Spice FM and Vybez Radio: Designing a Radio Studio

Painting on a wall at Spice FM Radio. [Wilberforce Okwiri, Standard]

? A work environment can use decorative elements to both instill a sense of comfort and convey functionality. This week, we’re taking a walk through recently launched Standard Group radio stations to get a feel for it.

Like a hall of fame collection point, the hallways are adorned with themed, near life-size murals of pop stars such as John Legend, George Michael and the late legendary king of pop music, Michael Jackson.

The sweet face of the most awarded female artist, the late Whitney Houston and Jimi Hendrix, the most influential rock and roll guitarist of the 1960s who even played the guitar with his teeth, also reached this wall of fame.

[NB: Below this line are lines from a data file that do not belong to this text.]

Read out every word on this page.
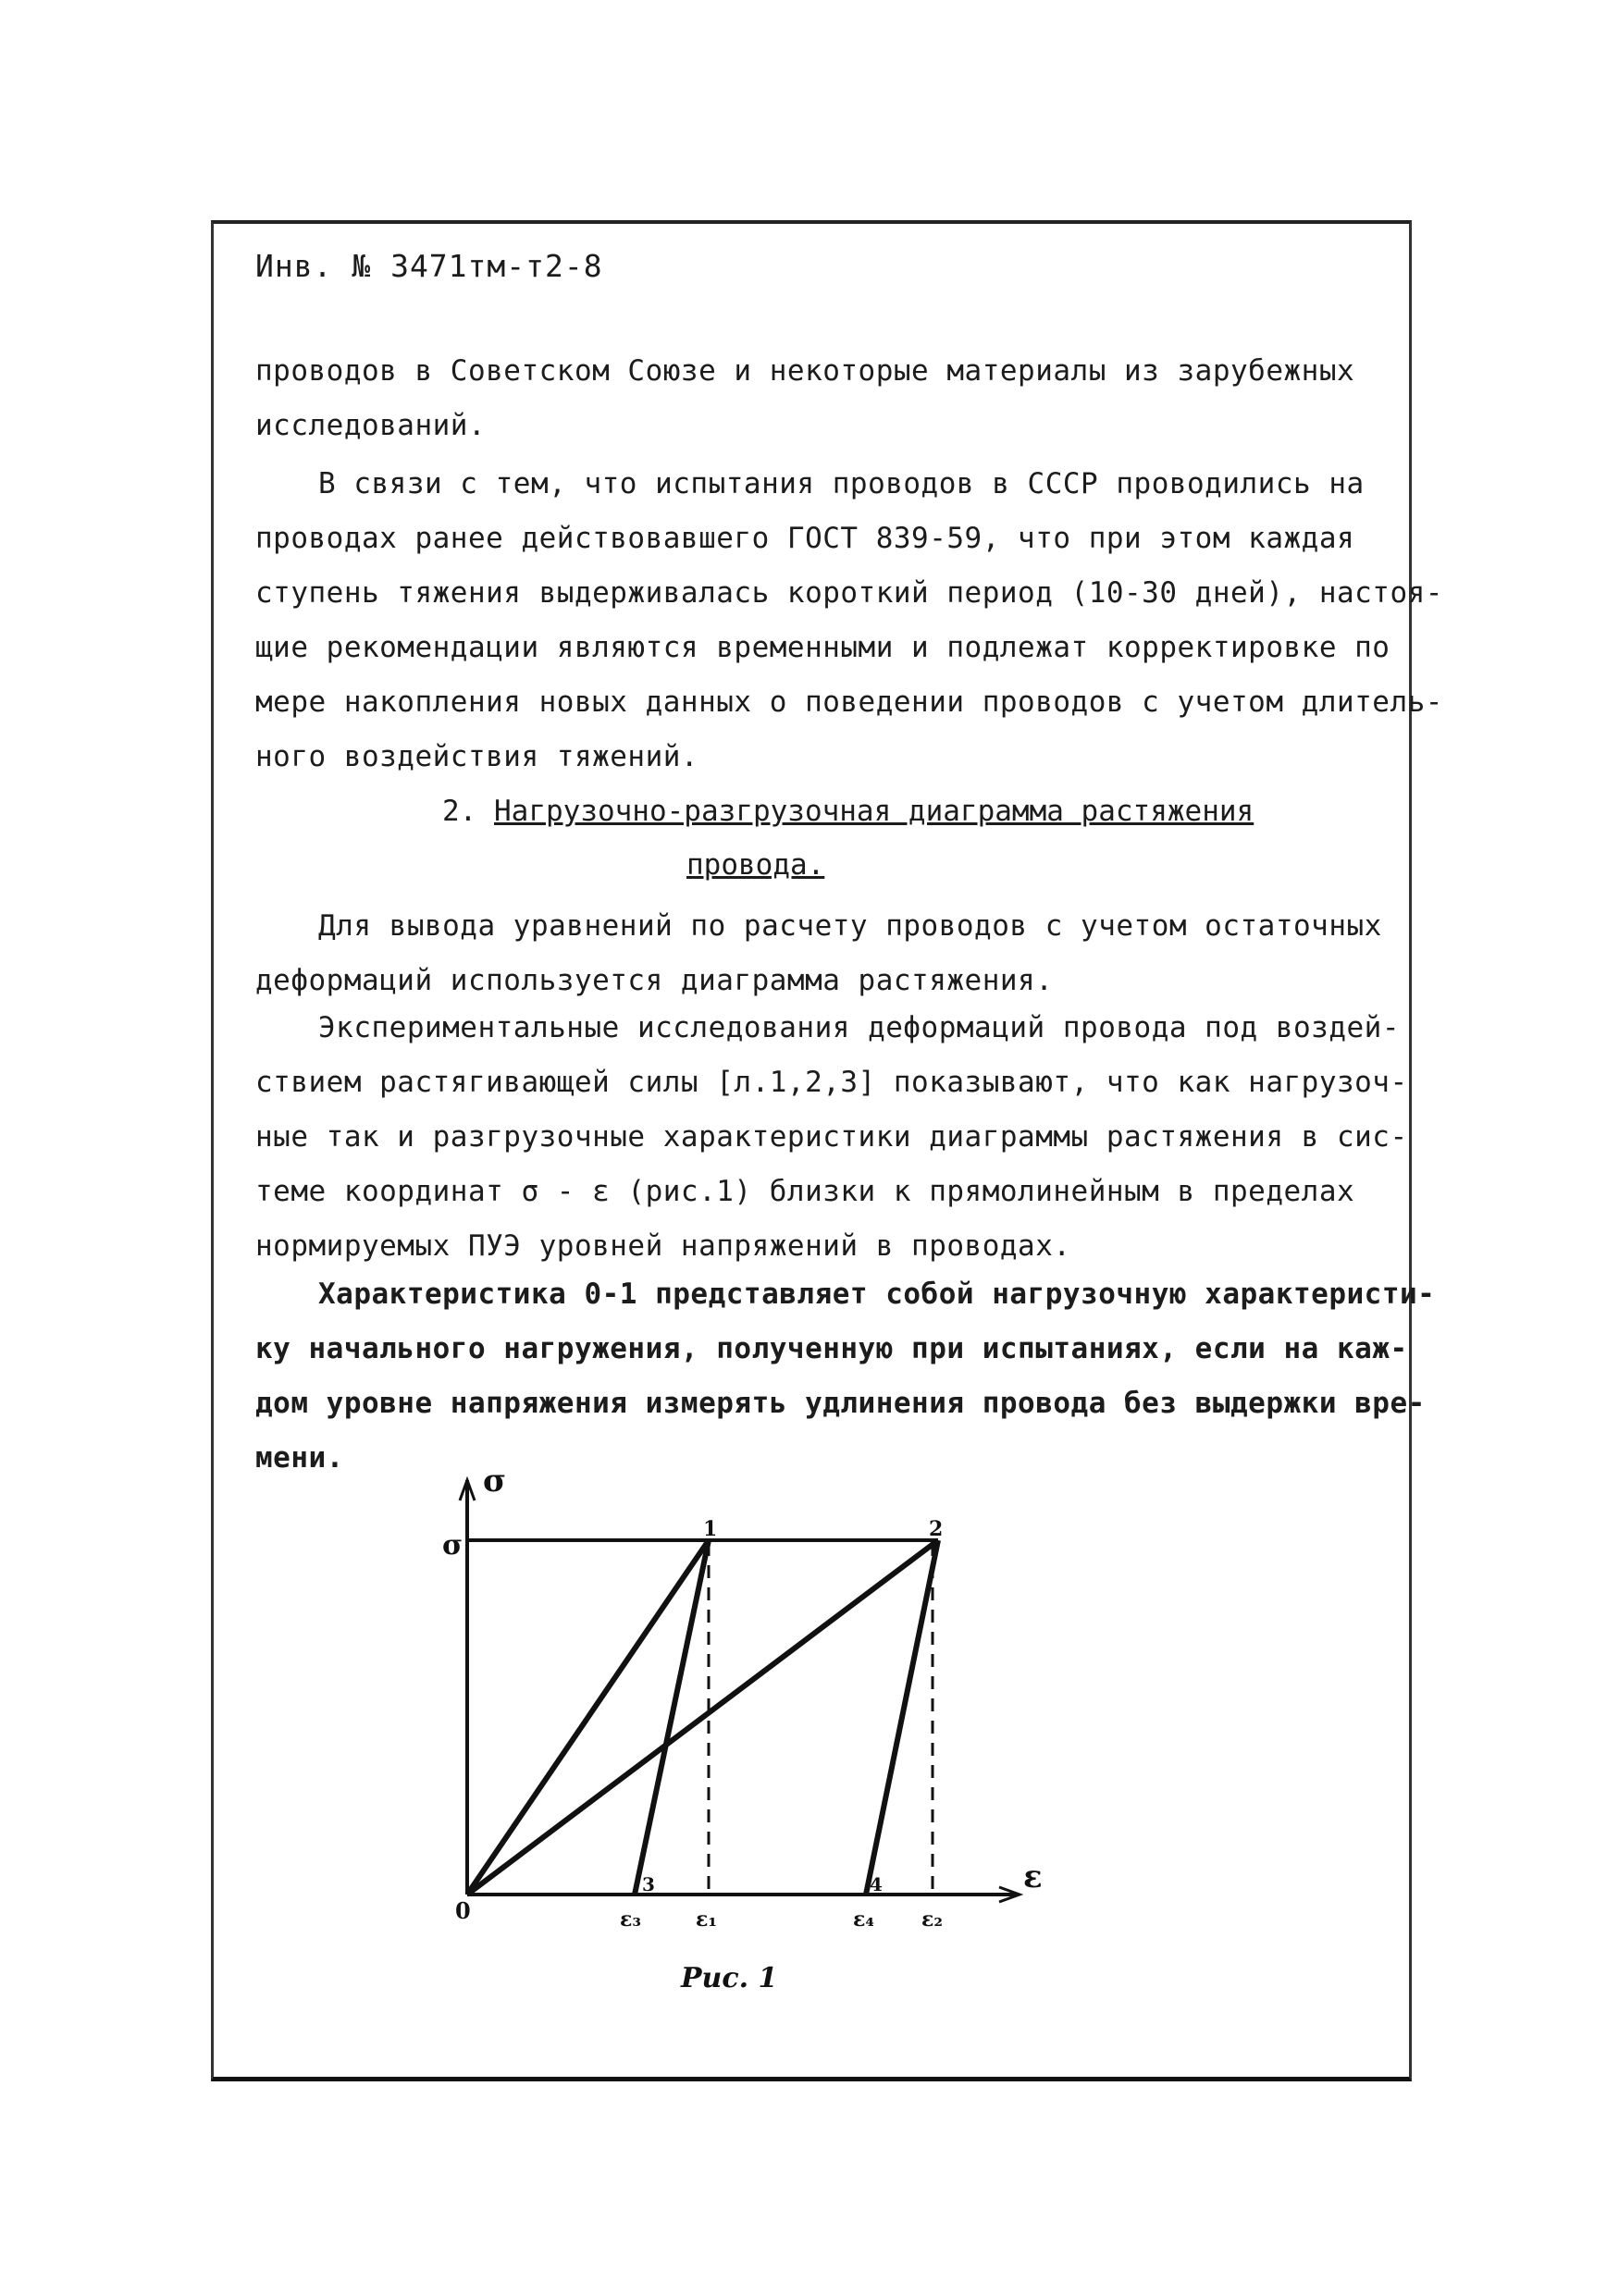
Инв. № 3471тм-т2-8
проводов в Советском Союзе и некоторые материалы из зарубежных
исследований.
В связи с тем, что испытания проводов в СССР проводились на
проводах ранее действовавшего ГОСТ 839-59, что при этом каждая
ступень тяжения выдерживалась короткий период (10-30 дней), настоя-
щие рекомендации являются временными и подлежат корректировке по
мере накопления новых данных о поведении проводов с учетом длитель-
ного воздействия тяжений.
2. Нагрузочно-разгрузочная диаграмма растяжения
провода.
Для вывода уравнений по расчету проводов с учетом остаточных
деформаций используется диаграмма растяжения.
Экспериментальные исследования деформаций провода под воздей-
ствием растягивающей силы [л.1,2,3] показывают, что как нагрузоч-
ные так и разгрузочные характеристики диаграммы растяжения в сис-
теме координат σ - ε (рис.1) близки к прямолинейным в пределах
нормируемых ПУЭ уровней напряжений в проводах.
Характеристика 0-1 представляет собой нагрузочную характеристи-
ку начального нагружения, полученную при испытаниях, если на каж-
дом уровне напряжения измерять удлинения провода без выдержки вре-
мени.
σ
ε
σ
0
1	2
3	4
ε₃	ε₁	ε₄ ε₂
Рис. 1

They leave one wanting to hear the sound of their signature beats. A mural of a tape recorder and vinyl record gives a nostalgic feeling of the “good old days.”

The Spice FM radio station, which caters to a slightly mature audience, is decorated in orange tones on the wall and features a prominent logo of a fiery flame to spice up its life.

Interior of Vybez FM radio. [Wilberforce Okwiri, Standard]

Radio chief Tom Japanni says the flame represents elevated conversations and debates about current affairs. He says the station is aimed at an audience that wants serious, quality talk and entertainment. It therefore consists of a talk radio incorporated into soul music.

The studio is designed to incorporate a stage for the performance of live band performances.

Targeting young people, the Vybez Radio studio is a second studio with a background color of shades of light gray and charcoal gray. Rasta colors of red, black, green and yellow are cleverly incorporated throughout without being overbearing and allude to the global appeal of neo reggae music played in the studio.

Painting on a wall at Spice FM Radio. [Wilberforce Okwiri, Standard]

The station represents the freedom and energy of young people.

The musical symbols on the wall give a telling secret of how music ignites young people to life.

South African architect Leon Coetser has managed to seamlessly integrate the controls into white granite consoles, which give a clean minimalist vibe and make maintenance easy.

Interior of Spice FM radio. [Wilberforce Okwiri, Standard]

The studios have double-glazed windows to keep the sound in the studio and not disturb the rest of the newsroom for writers, journalists, editors, presenters, photographers and videographers.

The two new radio stations join Radio Maisha as Standard Group PLC cements its authority in the radio industry.